Binge-Eating and Outcomes in Gastric Bypass Surgery

Psychological and psychiatric assessment prior to bariatric surgery is an essential part of our current management model and is recommended by all current obesity guidelines. Indeed, there is little doubt that psychiatric diagnoses are relatively common in weight loss-seeking obese individuals. Specifically, the prevalence of binge eating disorder (BED) has been reported to be in the range of 25-40% of all individuals seeking bariatric surgery.

The general notion is that patients with significant BED should undergo cognitive behavioural intervention prior to surgery and that severe BED may be a contraindication to proceeding with any form of weight-loss.

However, contrary to this widely held notion, hard data confirming that the presence of BED is indeed a predictor of poor surgical outcomes is sparse. In fact, most published studies, suggest that weight loss results in BED patients may be as good (or in some cases even better) than in patients without BED!

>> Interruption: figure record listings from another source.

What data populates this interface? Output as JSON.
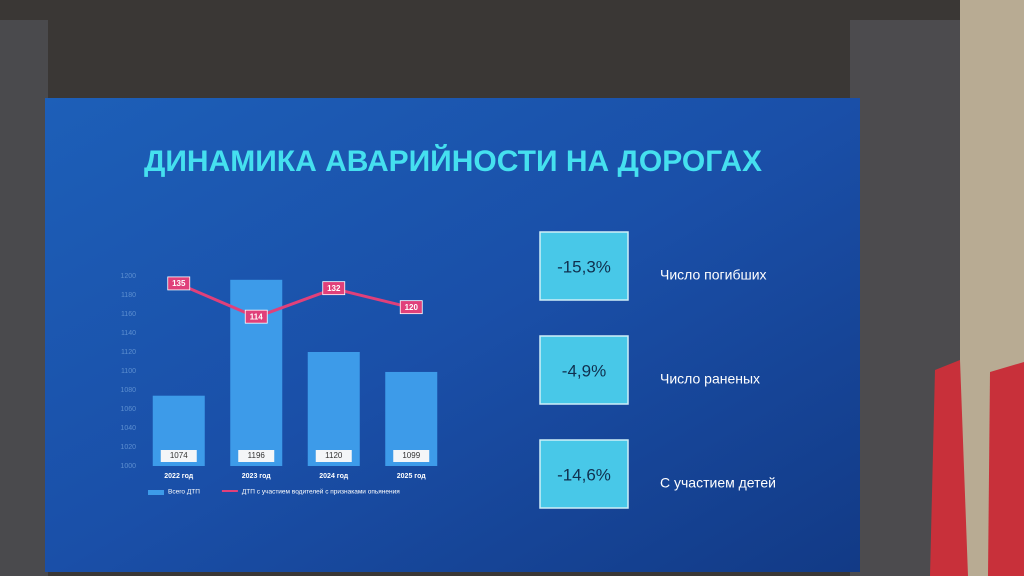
{
  "chart_data": {
    "type": "bar",
    "title": "ДИНАМИКА АВАРИЙНОСТИ НА ДОРОГАХ",
    "categories": [
      "2022 год",
      "2023 год",
      "2024 год",
      "2025 год"
    ],
    "series": [
      {
        "name": "Всего ДТП",
        "color": "#3d9be9",
        "values": [
          1074,
          1196,
          1120,
          1099
        ]
      },
      {
        "name": "ДТП с участием водителей с признаками опьянения",
        "color": "#e0407a",
        "type": "line",
        "axis": "y2",
        "values": [
          135,
          114,
          132,
          120
        ]
      }
    ],
    "ylim": [
      1000,
      1200
    ],
    "yticks": [
      1000,
      1020,
      1040,
      1060,
      1080,
      1100,
      1120,
      1140,
      1160,
      1180,
      1200
    ],
    "y2lim": [
      20,
      140
    ],
    "grid": false
  },
  "stats": [
    {
      "value": "-15,3%",
      "label": "Число погибших"
    },
    {
      "value": "-4,9%",
      "label": "Число раненых"
    },
    {
      "value": "-14,6%",
      "label": "С участием детей"
    }
  ]
}
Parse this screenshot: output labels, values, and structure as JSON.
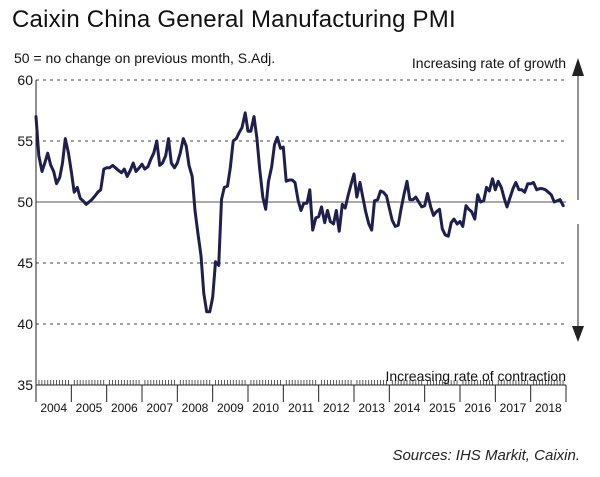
{
  "header": {
    "title": "Caixin China General Manufacturing PMI",
    "subtitle": "50 = no change on previous month, S.Adj.",
    "source": "Sources: IHS Markit, Caixin."
  },
  "chart_data": {
    "type": "line",
    "title": "Caixin China General Manufacturing PMI",
    "subtitle": "50 = no change on previous month, S.Adj.",
    "ylim": [
      35,
      60
    ],
    "yticks": [
      35,
      40,
      45,
      50,
      55,
      60
    ],
    "x_start_year": 2004,
    "x_end_year": 2018,
    "year_labels": [
      "2004",
      "2005",
      "2006",
      "2007",
      "2008",
      "2009",
      "2010",
      "2011",
      "2012",
      "2013",
      "2014",
      "2015",
      "2016",
      "2017",
      "2018"
    ],
    "reference_line": 50,
    "annotations": {
      "growth": "Increasing rate of growth",
      "contraction": "Increasing rate of contraction"
    },
    "series": [
      {
        "name": "Caixin China General Manufacturing PMI",
        "color": "#1f1f4d",
        "points": [
          [
            2004.0,
            57.0
          ],
          [
            2004.08,
            53.8
          ],
          [
            2004.17,
            52.5
          ],
          [
            2004.25,
            53.2
          ],
          [
            2004.33,
            54.0
          ],
          [
            2004.42,
            53.0
          ],
          [
            2004.5,
            52.5
          ],
          [
            2004.58,
            51.5
          ],
          [
            2004.67,
            52.0
          ],
          [
            2004.75,
            53.2
          ],
          [
            2004.83,
            55.2
          ],
          [
            2004.92,
            54.0
          ],
          [
            2005.0,
            52.5
          ],
          [
            2005.08,
            50.8
          ],
          [
            2005.17,
            51.2
          ],
          [
            2005.25,
            50.3
          ],
          [
            2005.33,
            50.1
          ],
          [
            2005.42,
            49.8
          ],
          [
            2005.5,
            50.0
          ],
          [
            2005.58,
            50.2
          ],
          [
            2005.67,
            50.5
          ],
          [
            2005.75,
            50.8
          ],
          [
            2005.83,
            51.0
          ],
          [
            2005.92,
            52.7
          ],
          [
            2006.0,
            52.8
          ],
          [
            2006.08,
            52.8
          ],
          [
            2006.17,
            53.0
          ],
          [
            2006.25,
            52.8
          ],
          [
            2006.33,
            52.6
          ],
          [
            2006.42,
            52.4
          ],
          [
            2006.5,
            52.7
          ],
          [
            2006.58,
            52.1
          ],
          [
            2006.67,
            52.6
          ],
          [
            2006.75,
            53.2
          ],
          [
            2006.83,
            52.5
          ],
          [
            2006.92,
            52.8
          ],
          [
            2007.0,
            53.1
          ],
          [
            2007.08,
            52.7
          ],
          [
            2007.17,
            52.9
          ],
          [
            2007.25,
            53.5
          ],
          [
            2007.33,
            54.0
          ],
          [
            2007.42,
            55.0
          ],
          [
            2007.5,
            53.0
          ],
          [
            2007.58,
            53.2
          ],
          [
            2007.67,
            53.8
          ],
          [
            2007.75,
            55.2
          ],
          [
            2007.83,
            53.2
          ],
          [
            2007.92,
            52.8
          ],
          [
            2008.0,
            53.2
          ],
          [
            2008.08,
            54.0
          ],
          [
            2008.17,
            55.2
          ],
          [
            2008.25,
            54.6
          ],
          [
            2008.33,
            53.0
          ],
          [
            2008.42,
            52.1
          ],
          [
            2008.5,
            49.3
          ],
          [
            2008.58,
            47.5
          ],
          [
            2008.67,
            45.6
          ],
          [
            2008.75,
            42.5
          ],
          [
            2008.83,
            41.0
          ],
          [
            2008.92,
            41.0
          ],
          [
            2009.0,
            42.2
          ],
          [
            2009.08,
            45.1
          ],
          [
            2009.17,
            44.8
          ],
          [
            2009.25,
            50.2
          ],
          [
            2009.33,
            51.2
          ],
          [
            2009.42,
            51.3
          ],
          [
            2009.5,
            52.8
          ],
          [
            2009.58,
            55.0
          ],
          [
            2009.67,
            55.2
          ],
          [
            2009.75,
            55.7
          ],
          [
            2009.83,
            56.1
          ],
          [
            2009.92,
            57.3
          ],
          [
            2010.0,
            55.8
          ],
          [
            2010.08,
            55.8
          ],
          [
            2010.17,
            57.0
          ],
          [
            2010.25,
            55.3
          ],
          [
            2010.33,
            52.7
          ],
          [
            2010.42,
            50.4
          ],
          [
            2010.5,
            49.4
          ],
          [
            2010.58,
            51.7
          ],
          [
            2010.67,
            52.9
          ],
          [
            2010.75,
            54.7
          ],
          [
            2010.83,
            55.3
          ],
          [
            2010.92,
            54.4
          ],
          [
            2011.0,
            54.5
          ],
          [
            2011.08,
            51.7
          ],
          [
            2011.17,
            51.8
          ],
          [
            2011.25,
            51.8
          ],
          [
            2011.33,
            51.6
          ],
          [
            2011.42,
            50.1
          ],
          [
            2011.5,
            49.3
          ],
          [
            2011.58,
            49.9
          ],
          [
            2011.67,
            49.9
          ],
          [
            2011.75,
            51.0
          ],
          [
            2011.83,
            47.7
          ],
          [
            2011.92,
            48.7
          ],
          [
            2012.0,
            48.8
          ],
          [
            2012.08,
            49.6
          ],
          [
            2012.17,
            48.3
          ],
          [
            2012.25,
            49.3
          ],
          [
            2012.33,
            48.4
          ],
          [
            2012.42,
            48.2
          ],
          [
            2012.5,
            49.3
          ],
          [
            2012.58,
            47.6
          ],
          [
            2012.67,
            49.8
          ],
          [
            2012.75,
            49.5
          ],
          [
            2012.83,
            50.5
          ],
          [
            2012.92,
            51.5
          ],
          [
            2013.0,
            52.3
          ],
          [
            2013.08,
            50.4
          ],
          [
            2013.17,
            51.6
          ],
          [
            2013.25,
            50.4
          ],
          [
            2013.33,
            49.2
          ],
          [
            2013.42,
            48.2
          ],
          [
            2013.5,
            47.7
          ],
          [
            2013.58,
            50.1
          ],
          [
            2013.67,
            50.2
          ],
          [
            2013.75,
            50.9
          ],
          [
            2013.83,
            50.8
          ],
          [
            2013.92,
            50.5
          ],
          [
            2014.0,
            49.5
          ],
          [
            2014.08,
            48.5
          ],
          [
            2014.17,
            48.0
          ],
          [
            2014.25,
            48.1
          ],
          [
            2014.33,
            49.4
          ],
          [
            2014.42,
            50.7
          ],
          [
            2014.5,
            51.7
          ],
          [
            2014.58,
            50.2
          ],
          [
            2014.67,
            50.2
          ],
          [
            2014.75,
            50.4
          ],
          [
            2014.83,
            50.0
          ],
          [
            2014.92,
            49.6
          ],
          [
            2015.0,
            49.7
          ],
          [
            2015.08,
            50.7
          ],
          [
            2015.17,
            49.6
          ],
          [
            2015.25,
            48.9
          ],
          [
            2015.33,
            49.2
          ],
          [
            2015.42,
            49.4
          ],
          [
            2015.5,
            47.8
          ],
          [
            2015.58,
            47.3
          ],
          [
            2015.67,
            47.2
          ],
          [
            2015.75,
            48.3
          ],
          [
            2015.83,
            48.6
          ],
          [
            2015.92,
            48.2
          ],
          [
            2016.0,
            48.4
          ],
          [
            2016.08,
            48.0
          ],
          [
            2016.17,
            49.7
          ],
          [
            2016.25,
            49.4
          ],
          [
            2016.33,
            49.2
          ],
          [
            2016.42,
            48.6
          ],
          [
            2016.5,
            50.6
          ],
          [
            2016.58,
            50.0
          ],
          [
            2016.67,
            50.1
          ],
          [
            2016.75,
            51.2
          ],
          [
            2016.83,
            50.9
          ],
          [
            2016.92,
            51.9
          ],
          [
            2017.0,
            51.0
          ],
          [
            2017.08,
            51.7
          ],
          [
            2017.17,
            51.2
          ],
          [
            2017.25,
            50.3
          ],
          [
            2017.33,
            49.6
          ],
          [
            2017.42,
            50.4
          ],
          [
            2017.5,
            51.1
          ],
          [
            2017.58,
            51.6
          ],
          [
            2017.67,
            51.0
          ],
          [
            2017.75,
            51.0
          ],
          [
            2017.83,
            50.8
          ],
          [
            2017.92,
            51.5
          ],
          [
            2018.0,
            51.5
          ],
          [
            2018.08,
            51.6
          ],
          [
            2018.17,
            51.0
          ],
          [
            2018.25,
            51.1
          ],
          [
            2018.33,
            51.1
          ],
          [
            2018.42,
            51.0
          ],
          [
            2018.5,
            50.8
          ],
          [
            2018.58,
            50.6
          ],
          [
            2018.67,
            50.0
          ],
          [
            2018.75,
            50.1
          ],
          [
            2018.83,
            50.2
          ],
          [
            2018.92,
            49.7
          ]
        ]
      }
    ]
  }
}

Nevertheless, there appear to be some important caveats. Thus, in a new study by Sharon Alger-Mayer and colleagues from Albany Medical College, NY, published in this months edition of Obesity Surgery, weight loss outcomes in patients with severe BED (37 out of 157 patients), who managed to lose 10% of body weight prior to surgery and attended all follow-up consultations during the first 12 months following surgery, were similar to the outcomes in patients without BED over 6 years of follow-up.

Note: the two caveats are:

1) losing 10% of their weight prior to surgery and

2) attending all follow-up appointments.

The study of course did not include patients with BED, who did not lose 10% body weight prior to surgery or who failed to attend their follow-up appointments.

Incidentally, depression (Beck’s Depression Inventory) and poor quality of life (SF-36) likewise did not predict weight loss outcomes.

Overall, this study is consistent with previous shorter-term studies that did not find BED to be a negative predictor of surgical outcomes. Nevertheless, the authors still regard psychological and psychiatric assessment an essential part of patient work-up prior to surgery.

Thus, BED should not generally be seen as a contraindication to proceeding with gastric bypass surgery. Does the same apply to other types of surgery such as the gastric sleeve or gastric banding? We’ll have to wait for the appropriate studies.

In the meantime, at our centre, we continue to insist on regular attendance and demonstration of significant lifestyle changes that include diligent food journaling, regular planned exercise, strict attendance of all clinic appointments, and a minimum of 5-10% weight loss in all pateints prior to consideration for surgery (in addition, we insist on smoking cessation, elimination of all pop, juices and carbonated beverages, elimination of all junk foods and high-caloric snacks, and a sound understanding of the risks and benefits of the planned procedure) .

I guess it may be time for a randomized trial to determine if assessment and treatment for BED will help improve surgical outcomes or prove a waste of resources and an unwarranted barrier to sugery.

Till then, I believe it is advisable to err on the side of caution.